What a difference a year makes. Those same firms are now revising their online advertising forecasts down. Predicting huge growth, and then announcing a market change and revising the estimates down is a waste of time. It would be much faster to just predict more realistic growth in the first place. Except then you might not be able to sell a second report.
If the paid professionals have a 700% spread on forecasts only three years away, what hope do the rest of us have to accurately forecast a market?
The key to rising above the noise is to ignore often-touted, but meaningless statistics. Here are three rules for assessing a market:
1. Value is NOT a function of cost. The fact that social networking inventory, for example, is cheaper than other advertising options does not inherently make it a good value. Value is measured as cost versus return. Perhaps it is cheaper because it does not perform as well. Many articles have been written about advertisers getting negative ROI from social networking despite $0.15 CPMs.
Social networking can be a great value, or an awful value, but cost has nothing to do with it. When you measure value, you need to demand a quantifiable ROI measurement.
Ultimately, a marketing channel will be measured by the ROI it can deliver. Advertisers will measure the profit they can generate, versus the money spent, and the amount of risk taken.
2. The success of an industry is not measured in venture capital. Slide may have raised money at a high valuation, but so did Kozmo.com, PointCast, Flooz, Boo.com and countless others. Like any other industry, not all investors are smart, and even the smart ones make stupid decisions every once in a while.

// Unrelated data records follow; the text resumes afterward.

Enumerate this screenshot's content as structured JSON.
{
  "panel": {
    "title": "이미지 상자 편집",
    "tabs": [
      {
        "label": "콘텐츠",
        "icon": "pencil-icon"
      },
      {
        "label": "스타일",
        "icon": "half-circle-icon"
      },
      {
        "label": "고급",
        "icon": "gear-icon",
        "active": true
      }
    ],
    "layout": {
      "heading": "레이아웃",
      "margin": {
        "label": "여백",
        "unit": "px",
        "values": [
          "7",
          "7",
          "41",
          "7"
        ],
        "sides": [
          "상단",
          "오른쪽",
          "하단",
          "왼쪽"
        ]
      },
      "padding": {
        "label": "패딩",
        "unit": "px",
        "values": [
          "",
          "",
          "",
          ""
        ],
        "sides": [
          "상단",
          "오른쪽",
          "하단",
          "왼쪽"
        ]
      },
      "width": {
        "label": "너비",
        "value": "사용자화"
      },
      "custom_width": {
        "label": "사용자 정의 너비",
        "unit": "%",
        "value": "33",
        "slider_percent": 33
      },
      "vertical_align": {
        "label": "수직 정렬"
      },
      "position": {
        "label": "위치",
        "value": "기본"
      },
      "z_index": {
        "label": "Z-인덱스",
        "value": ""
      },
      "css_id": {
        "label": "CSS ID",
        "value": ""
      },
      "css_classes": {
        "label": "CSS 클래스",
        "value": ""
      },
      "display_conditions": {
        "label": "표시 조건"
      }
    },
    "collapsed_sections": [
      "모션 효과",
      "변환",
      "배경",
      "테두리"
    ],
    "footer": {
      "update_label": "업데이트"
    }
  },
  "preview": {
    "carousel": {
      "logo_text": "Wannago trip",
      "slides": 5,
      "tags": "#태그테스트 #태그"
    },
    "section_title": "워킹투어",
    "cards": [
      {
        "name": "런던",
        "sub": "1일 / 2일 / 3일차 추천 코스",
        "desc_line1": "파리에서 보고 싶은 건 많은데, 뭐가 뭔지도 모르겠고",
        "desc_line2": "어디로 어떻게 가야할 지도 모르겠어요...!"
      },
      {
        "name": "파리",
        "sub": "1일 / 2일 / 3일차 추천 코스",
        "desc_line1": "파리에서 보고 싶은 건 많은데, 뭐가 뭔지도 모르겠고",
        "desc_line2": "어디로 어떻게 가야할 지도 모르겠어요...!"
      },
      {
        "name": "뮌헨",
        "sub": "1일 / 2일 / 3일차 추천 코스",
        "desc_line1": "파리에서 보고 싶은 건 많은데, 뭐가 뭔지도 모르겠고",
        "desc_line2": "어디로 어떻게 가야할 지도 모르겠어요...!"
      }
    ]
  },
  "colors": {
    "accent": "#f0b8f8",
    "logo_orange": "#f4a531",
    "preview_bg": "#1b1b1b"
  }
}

A flood of venture capital into an industry should be a warning flag, not a sign of prosperity. Hot markets get over-funded, leaving a sea of second-tier companies floating around aimlessly. Online video and social networking generated huge returns for a few winners, but left an army of also-rans behind to die.
A venture capital investment should be taken for what it is: one person's opinion. An opinion that statistically is wrong 70-90% of the time.
3. Understand the "how." All too often, these forecasts are made without understanding how the market is going to achieve the outsized growth. In the case of mobile advertising, analysts have layered assumption on top of assumption to get to their number. In doing so, they ignore one of the most basic rules of scientific experimentation: You can change only one variable at a time.
To arrive at a forecast, analysts must estimate the rate of mobile Internet adoption, consumers' willingness to tolerate advertising on the phone, advertisers' willingness to shift large percentages of their spend to an unproven channel, and publishers' ability to develop new advertising formats that will effectively leverage the channel.
Any time you have this many variables, proceed with caution. If no one can explain the "how," run.
Only two things about advertising forecasts make financial sense: Analysts are trying to sell research reports, and CEOs are trying to sell venture capitalists.
And neither makes a compelling argument.